Interferon Lambda Inhibits Herpes Simplex Virus Type I Infection of Human Astrocytes and Neurons

Herpes simplex virus Type I (HSV-1) is a neurotropic virus that is capable of infecting not only neurons, but also microglia and astrocytes and can establish latent infection in the central nervous system (CNS). We investigated whether IFN lambda (IFN-lambda), a newly identified member of IFN family, has the ability to inhibit HSV-1 infection of primary human astrocytes and neurons.

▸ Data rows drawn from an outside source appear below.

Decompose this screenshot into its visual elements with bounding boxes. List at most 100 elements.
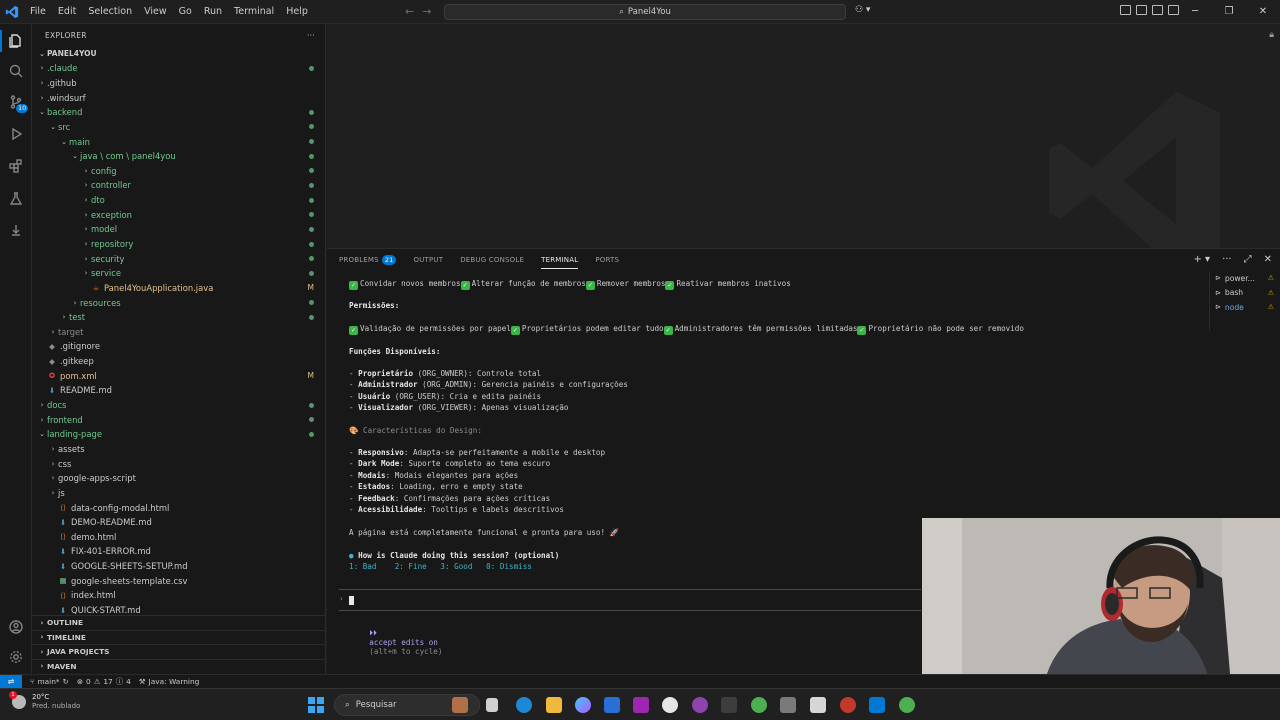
tree-folder[interactable]: › controller (32, 178, 325, 193)
extensions-icon[interactable] (0, 151, 32, 181)
tree-file[interactable]: ▦ google-sheets-template.csv (32, 573, 325, 588)
restore-icon[interactable]: ❐ (1212, 0, 1246, 24)
back-arrow-icon[interactable]: ← (405, 0, 414, 24)
tree-folder[interactable]: › target (32, 325, 325, 340)
menu-item-go[interactable]: Go (173, 0, 198, 24)
tree-file[interactable]: ◆ .gitkeep (32, 354, 325, 369)
tree-folder[interactable]: ⌄ java \ com \ panel4you (32, 149, 325, 164)
settings-gear-icon[interactable] (0, 642, 32, 672)
close-panel-icon[interactable]: ✕ (1264, 254, 1272, 265)
tree-file[interactable]: ⬇ GOOGLE-SHEETS-SETUP.md (32, 559, 325, 574)
tree-file[interactable]: ⟨⟩ data-config-modal.html (32, 500, 325, 515)
tree-folder[interactable]: › security (32, 251, 325, 266)
toggle-secondary-sidebar-icon[interactable] (1152, 5, 1163, 15)
section-maven[interactable]: › MAVEN (32, 658, 325, 674)
tree-folder[interactable]: › dto (32, 193, 325, 208)
tree-folder[interactable]: › google-apps-script (32, 471, 325, 486)
source-control-icon[interactable]: 10 (0, 87, 32, 117)
tree-folder[interactable]: › frontend (32, 412, 325, 427)
toggle-sidebar-icon[interactable] (1120, 5, 1131, 15)
forward-arrow-icon[interactable]: → (422, 0, 431, 24)
section-java-projects[interactable]: › JAVA PROJECTS (32, 644, 325, 659)
tree-folder[interactable]: › .github (32, 76, 325, 91)
app-icon[interactable] (721, 697, 737, 713)
tree-folder[interactable]: › css (32, 456, 325, 471)
start-button-icon[interactable] (308, 697, 324, 713)
tree-folder[interactable]: ⌄ landing-page (32, 427, 325, 442)
more-actions-icon[interactable]: ··· (1222, 254, 1232, 265)
task-view-icon[interactable] (486, 698, 498, 712)
branch-indicator[interactable]: ⑂ main* ↻ (30, 677, 69, 686)
tree-folder[interactable]: › exception (32, 207, 325, 222)
terminal-instance[interactable]: ⊳ power... ⚠ (1210, 271, 1280, 286)
explorer-icon[interactable] (0, 26, 32, 56)
remote-indicator-icon[interactable]: ⇌ (0, 674, 22, 689)
remote-explorer-icon[interactable] (0, 216, 32, 246)
tree-file[interactable]: 🞉 pom.xml M (32, 368, 325, 383)
search-icon[interactable] (0, 56, 32, 86)
tree-folder[interactable]: › test (32, 310, 325, 325)
maximize-panel-icon[interactable]: ⤢ (1244, 254, 1252, 265)
tree-folder[interactable]: ⌄ backend (32, 105, 325, 120)
menu-item-terminal[interactable]: Terminal (228, 0, 280, 24)
run-debug-icon[interactable] (0, 119, 32, 149)
app-icon[interactable] (452, 697, 468, 713)
tree-folder[interactable]: › docs (32, 398, 325, 413)
store-icon[interactable] (604, 697, 620, 713)
tree-folder[interactable]: › .claude (32, 61, 325, 76)
java-status[interactable]: ⚒ Java: Warning (139, 677, 199, 686)
account-icon[interactable] (0, 612, 32, 642)
github-icon[interactable] (662, 697, 678, 713)
lock-icon[interactable]: 🔒︎ (1269, 30, 1274, 40)
edge-browser-icon[interactable] (516, 697, 532, 713)
terminal-instance[interactable]: ⊳ node ⚠ (1210, 300, 1280, 315)
new-terminal-icon[interactable]: + ▾ (1193, 254, 1210, 265)
tree-folder[interactable]: › config (32, 163, 325, 178)
copilot-icon[interactable]: ⚇ ▾ (855, 5, 870, 15)
file-explorer-icon[interactable] (546, 697, 562, 713)
section-outline[interactable]: › OUTLINE (32, 615, 325, 630)
tree-folder[interactable]: › service (32, 266, 325, 281)
menu-item-edit[interactable]: Edit (52, 0, 82, 24)
app-icon[interactable] (692, 697, 708, 713)
testing-icon[interactable] (0, 184, 32, 214)
tree-file[interactable]: ☕ Panel4YouApplication.java M (32, 281, 325, 296)
toggle-panel-icon[interactable] (1136, 5, 1147, 15)
weather-widget[interactable]: 1 20°C Pred. nublado (9, 691, 80, 711)
tree-file[interactable]: ⟨⟩ index.html (32, 588, 325, 603)
tab-output[interactable]: OUTPUT (413, 249, 443, 271)
prompt-input[interactable]: › (339, 589, 921, 611)
chrome-icon[interactable] (751, 697, 767, 713)
minimize-icon[interactable]: ─ (1178, 0, 1212, 24)
tree-folder[interactable]: › resources (32, 295, 325, 310)
tree-file[interactable]: ⬇ README.md (32, 383, 325, 398)
command-center-search[interactable]: ⌕ Panel4You (444, 4, 846, 20)
terminal-instance[interactable]: ⊳ bash ⚠ (1210, 286, 1280, 301)
tree-folder[interactable]: › js (32, 486, 325, 501)
app-icon[interactable] (810, 697, 826, 713)
menu-item-run[interactable]: Run (198, 0, 228, 24)
feedback-options[interactable]: 1: Bad 2: Fine 3: Good 0: Dismiss (349, 562, 532, 571)
tab-debug-console[interactable]: DEBUG CONSOLE (460, 249, 524, 271)
tree-file[interactable]: ⬇ DEMO-README.md (32, 515, 325, 530)
section-timeline[interactable]: › TIMELINE (32, 629, 325, 645)
chrome-icon[interactable] (899, 697, 915, 713)
menu-item-help[interactable]: Help (280, 0, 314, 24)
menu-item-selection[interactable]: Selection (82, 0, 138, 24)
vscode-taskbar-icon[interactable] (869, 697, 885, 713)
menu-item-file[interactable]: File (24, 0, 52, 24)
tab-ports[interactable]: PORTS (595, 249, 619, 271)
copilot-app-icon[interactable] (575, 697, 591, 713)
menu-item-view[interactable]: View (138, 0, 173, 24)
tree-folder[interactable]: › model (32, 222, 325, 237)
tab-terminal[interactable]: TERMINAL (541, 249, 579, 271)
tree-file[interactable]: ⬇ FIX-401-ERROR.md (32, 544, 325, 559)
app-icon[interactable] (840, 697, 856, 713)
tree-file[interactable]: ◆ .gitignore (32, 339, 325, 354)
tree-folder[interactable]: › .windsurf (32, 90, 325, 105)
project-root[interactable]: ⌄ PANEL4YOU (32, 46, 325, 61)
tree-file[interactable]: ⟨⟩ demo.html (32, 530, 325, 545)
tree-folder[interactable]: ⌄ main (32, 134, 325, 149)
more-actions-icon[interactable]: ··· (307, 31, 315, 40)
tree-folder[interactable]: › repository (32, 237, 325, 252)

Both astrocytes and neurons were found to be highly susceptible to HSV-1 infection. However, upon IFN-lambda treatment, HSV-1 replication in both astrocytes and neurons was significantly suppressed, which was evidenced by the reduced expression of HSV-1 DNA and proteins. This IFN-lambda-mediated action on HSV-1 could be partially neutralized by antibody to IFN-lambda receptor. Investigation of the mechanisms showed that IFN-lambda treatment of astrocytes and neurons resulted in the upregulation of endogenous IFN-alpha/beta and several IFN-stimulated genes (ISGs). To block IFN-alpha/beta receptor by a specific antibody could compromise the IFN-lambda actions on HSV-1 inhibition and ISG induction. In addition, IFN-lambda treatment induced the expression of IFN regulatory factors (IRFs) in astrocytes and neurons. Furthermore, IFN-lambda treatment of astrocytes and neurons resulted in the suppression of suppressor of cytokine signaling 1 (SOCS-1), a key negative regulator of IFN pathway. These data suggest that IFN-lambda possesses the anti-HSV-1 function by promoting Type I IFN-mediated innate antiviral immune response in the CNS cells. (C) 2010 Wiley-Liss, Inc.